# Viper Remote start help - 5806v



## itolond (Aug 1, 2019)

Hi Forum,
Working my way along the viper install journey - now I have it responding moving to the next items, to this end its the started kill for the 5806V unit which has me lost... (how its supposed to operate... and how it is perhaps not.

Thus far:
I have wired the green (from crank IGN switch output) to the Pin 6 (green) of the Remote Start, 10-pin heavy gauge connector (no other connection) and also pin 7 Violet of the Remote Start, 10-pin heavy gauge connector to the starter relay. (apart from the main harness -> 6pin connector nothing else is hooked up) as I am testing in sequence

I thoughts, is this should 'break' the continuity between the two wires when armed, therefore no crank - which is not what is happening (i have turned on anti-grind via XK loader) I can crank the motor regardless of armed status... The remote is indicating armed and the RF control blue LED is flashing (which i assume mean armed)

What I am missing - do I need to wire the relay differently (its a 4pin relay with const power, I am guessing for anti grind I need 5pin? how does the wiring for this differ?


----------



## Corday (Mar 3, 2010)

Before going too far into it, read the warranty.

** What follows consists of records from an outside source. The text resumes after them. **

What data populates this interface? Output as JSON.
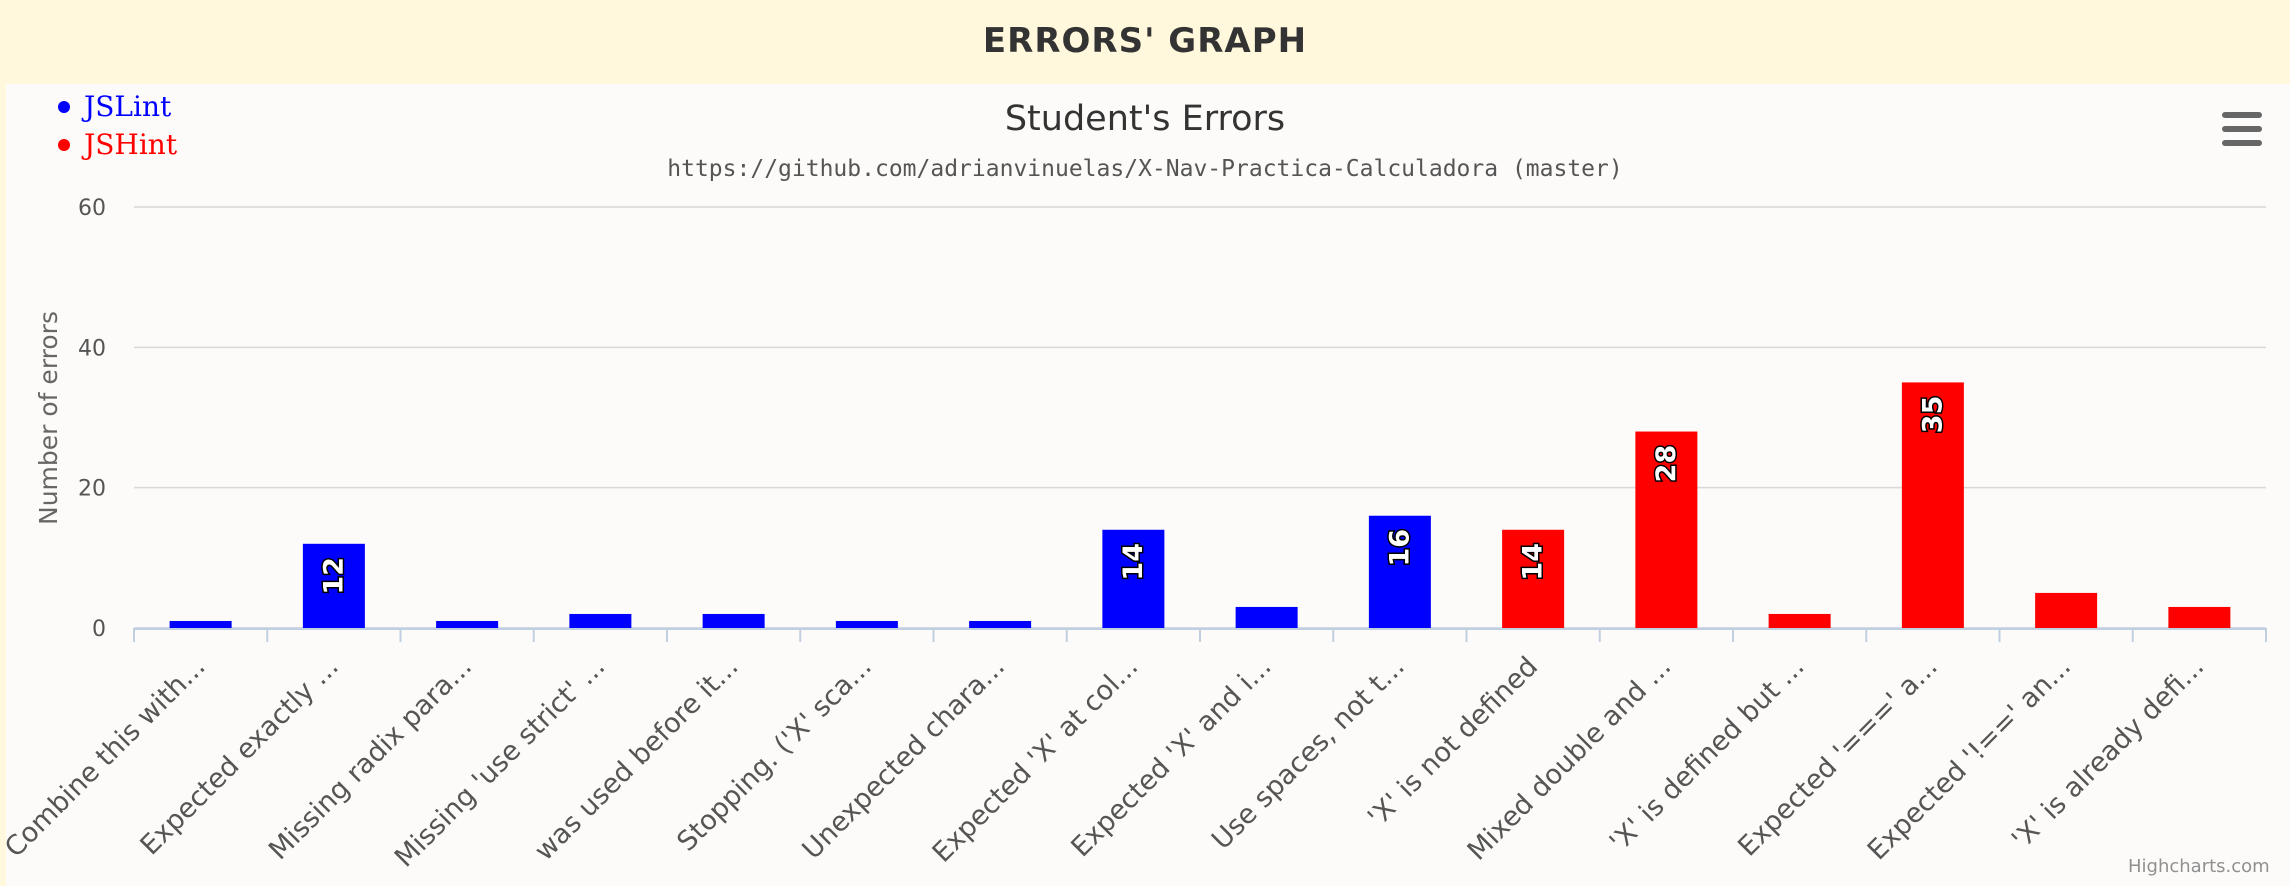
{
  "page": {
    "title": "ERRORS' GRAPH"
  },
  "menu": {
    "icon": "hamburger-menu-icon"
  },
  "credits": "Highcharts.com",
  "colors": {
    "jslint": "#0000ff",
    "jshint": "#ff0000"
  },
  "chart_data": {
    "type": "bar",
    "title": "Student's Errors",
    "subtitle": "https://github.com/adrianvinuelas/X-Nav-Practica-Calculadora (master)",
    "xlabel": "",
    "ylabel": "Number of errors",
    "ylim": [
      0,
      60
    ],
    "yticks": [
      0,
      20,
      40,
      60
    ],
    "grid": true,
    "legend_position": "top-left",
    "legend": [
      {
        "name": "JSLint",
        "color": "#0000ff"
      },
      {
        "name": "JSHint",
        "color": "#ff0000"
      }
    ],
    "categories": [
      "Combine this with...",
      "Expected exactly ...",
      "Missing radix para...",
      "Missing 'use strict' ...",
      "was used before it...",
      "Stopping. ('X' sca...",
      "Unexpected chara...",
      "Expected 'X' at col...",
      "Expected 'X' and i...",
      "Use spaces, not t...",
      "'X' is not defined",
      "Mixed double and ...",
      "'X' is defined but ...",
      "Expected '===' a...",
      "Expected '!==' an...",
      "'X' is already defi..."
    ],
    "values": [
      1,
      12,
      1,
      2,
      2,
      1,
      1,
      14,
      3,
      16,
      14,
      28,
      2,
      35,
      5,
      3
    ],
    "series_index": [
      0,
      0,
      0,
      0,
      0,
      0,
      0,
      0,
      0,
      0,
      1,
      1,
      1,
      1,
      1,
      1
    ],
    "data_labels": [
      "",
      "12",
      "",
      "",
      "",
      "",
      "",
      "14",
      "",
      "16",
      "14",
      "28",
      "",
      "35",
      "",
      ""
    ]
  }
}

I don't know about Viper, but some say void if not installed by recognized installer or something to that effect.


----------



## itolond (Aug 1, 2019)

Update and for reference points:

Disconnected the violet and green from the vehicle (disarmed continuity between the violet and green, armed continuity as well)

Now turn on the ignition, should read open circuit.

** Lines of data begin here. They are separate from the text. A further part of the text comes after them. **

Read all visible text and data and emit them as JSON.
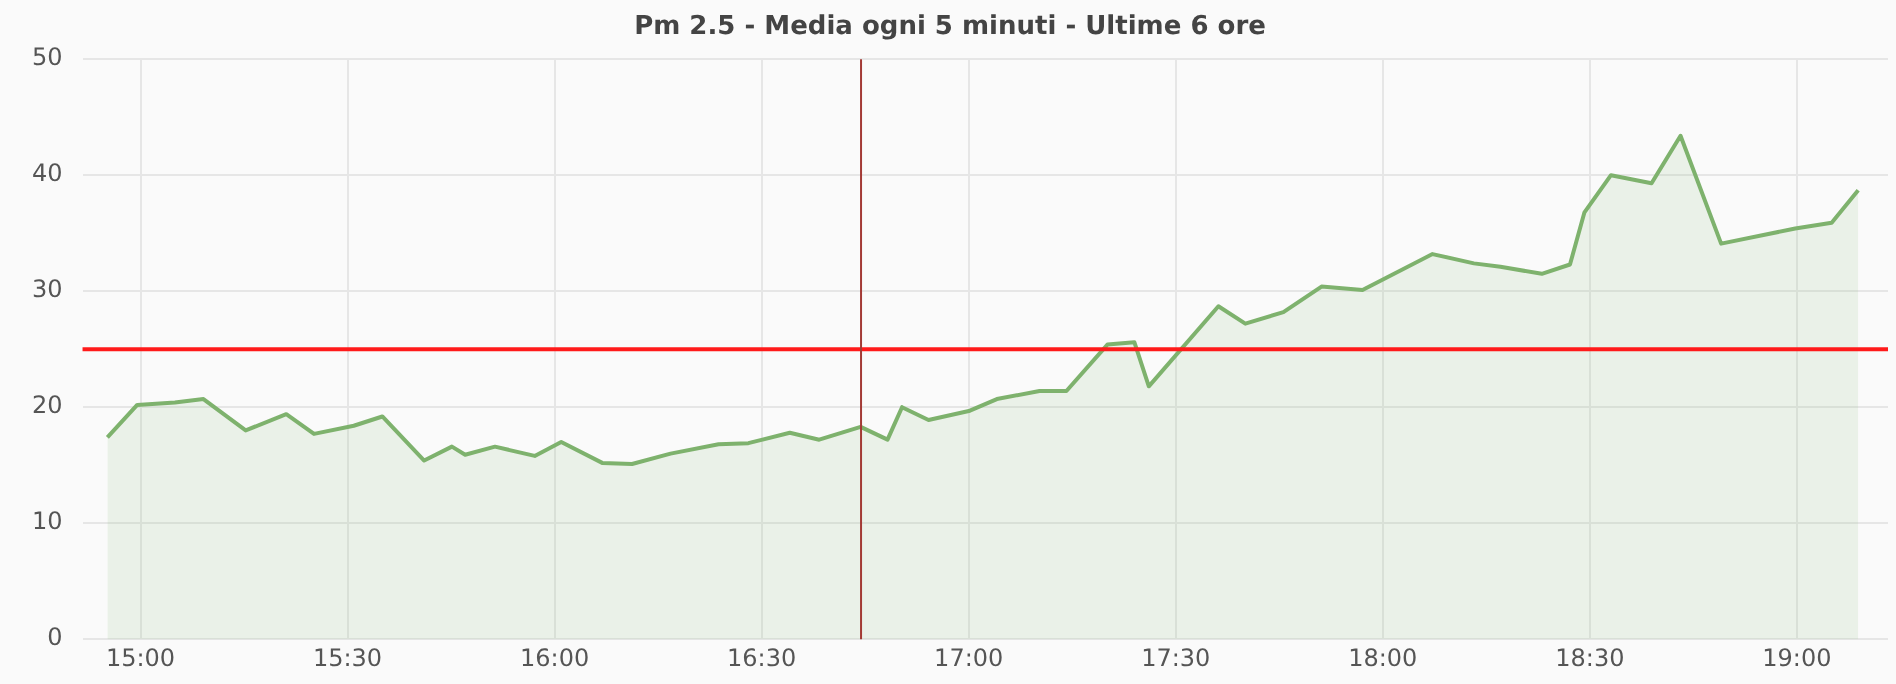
{
  "chart_data": {
    "type": "area",
    "title": "Pm 2.5 - Media ogni 5 minuti - Ultime 6 ore",
    "x": [
      14.92,
      14.992,
      15.083,
      15.152,
      15.254,
      15.352,
      15.419,
      15.515,
      15.584,
      15.685,
      15.752,
      15.784,
      15.856,
      15.952,
      16.016,
      16.115,
      16.187,
      16.28,
      16.396,
      16.468,
      16.568,
      16.639,
      16.739,
      16.804,
      16.839,
      16.903,
      17.003,
      17.068,
      17.171,
      17.236,
      17.335,
      17.4,
      17.435,
      17.603,
      17.668,
      17.76,
      17.852,
      17.951,
      18.12,
      18.22,
      18.284,
      18.384,
      18.452,
      18.487,
      18.551,
      18.649,
      18.719,
      18.817,
      18.996,
      19.084,
      19.148
    ],
    "series": [
      {
        "color": "#7eb26d",
        "values": [
          17.4,
          20.2,
          20.4,
          20.7,
          18.0,
          19.4,
          17.7,
          18.4,
          19.2,
          15.4,
          16.6,
          15.9,
          16.6,
          15.8,
          17.0,
          15.2,
          15.1,
          16.0,
          16.8,
          16.9,
          17.8,
          17.2,
          18.3,
          17.2,
          20.0,
          18.9,
          19.7,
          20.7,
          21.4,
          21.4,
          25.4,
          25.6,
          21.8,
          28.7,
          27.2,
          28.2,
          30.4,
          30.1,
          33.2,
          32.4,
          32.1,
          31.5,
          32.3,
          36.8,
          40.0,
          39.3,
          43.4,
          34.1,
          35.4,
          35.9,
          38.7
        ]
      }
    ],
    "xlim": [
      14.86,
      19.22
    ],
    "xticks": [
      {
        "value": 15,
        "label": "15:00"
      },
      {
        "value": 15.5,
        "label": "15:30"
      },
      {
        "value": 16,
        "label": "16:00"
      },
      {
        "value": 16.5,
        "label": "16:30"
      },
      {
        "value": 17,
        "label": "17:00"
      },
      {
        "value": 17.5,
        "label": "17:30"
      },
      {
        "value": 18,
        "label": "18:00"
      },
      {
        "value": 18.5,
        "label": "18:30"
      },
      {
        "value": 19,
        "label": "19:00"
      }
    ],
    "ylim": [
      0,
      50
    ],
    "yticks": [
      0,
      10,
      20,
      30,
      40,
      50
    ],
    "grid": true,
    "ref_lines": [
      {
        "axis": "y",
        "value": 25,
        "color": "#ff1a1a"
      },
      {
        "axis": "x",
        "value": 16.74,
        "color": "#a33a35"
      }
    ]
  }
}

If still continuity then the unit (internal relay) is faulty.

If it does read open circuit, you've made an error.


Corday said:


> Before going too far into it, read the warranty. I don't know about Viper, but some say void if not installed by recognized installer or something to that effect.


 Indeed that is the case, but unavoidable where I am located


----------



## itolond (Aug 1, 2019)

SOLVED - its because I didn't have the any other wires connected - in particular the pink IGN in/out wire which appears to energise on-board relays which would make sense.


----------



## itolond (Aug 1, 2019)

Hi Forum,

Working my through my viper install. On to remote start which is currently showing an error. I am looking to eliminate what this could be - for manual trans what is the min i need connected (PS doors, bonnet and trunk are NO to ground when closed) - so I assume this can be simply left disconnected to simulate everything closed. I monitor the D2D logger and i get a lot of commands (some with unknown errors) on arm and disarm but very few for remote start- normal? (also new batteries and fully charged remotes)

summary below actions (D2D from XK3 loader included for reference)
*Viper Alarm*
Viper Alarm 5806v
Software version FW19
Part Number: ICAZNSM29B

FEW ATTEMPTS
*Status*:System Armed - setting manual trans
RF control LED blinking normally..
systems and notifications Unremarkable 


1 -Remote start command from Remote 7756V 
2- Remote 7756V show Remote start Error on LCD and error tone
3- 7 flashes from Parker lights


NEXT ATTEMPT 
*Status*:System Armed - setting Automatic 
RF control LED blinking normally..
systems and notifications Unremarkable 

1 -Remote start command from Remote 7756V 
2- Remote 7756V show Remote start Error on LCD and error tone
3- 8 flashes from Parker lights


*Notes*:
Recently completed hooking up the 10pin heavy gauge - 
green from IGN crank 
voilet to starter relay
pink to 'T' IGN live 
red to Const fused 12VDC
Red/Black (same as read)

also noted RF control LED give a 2 pulse, pause, 3 pulse cycle sometimes


----------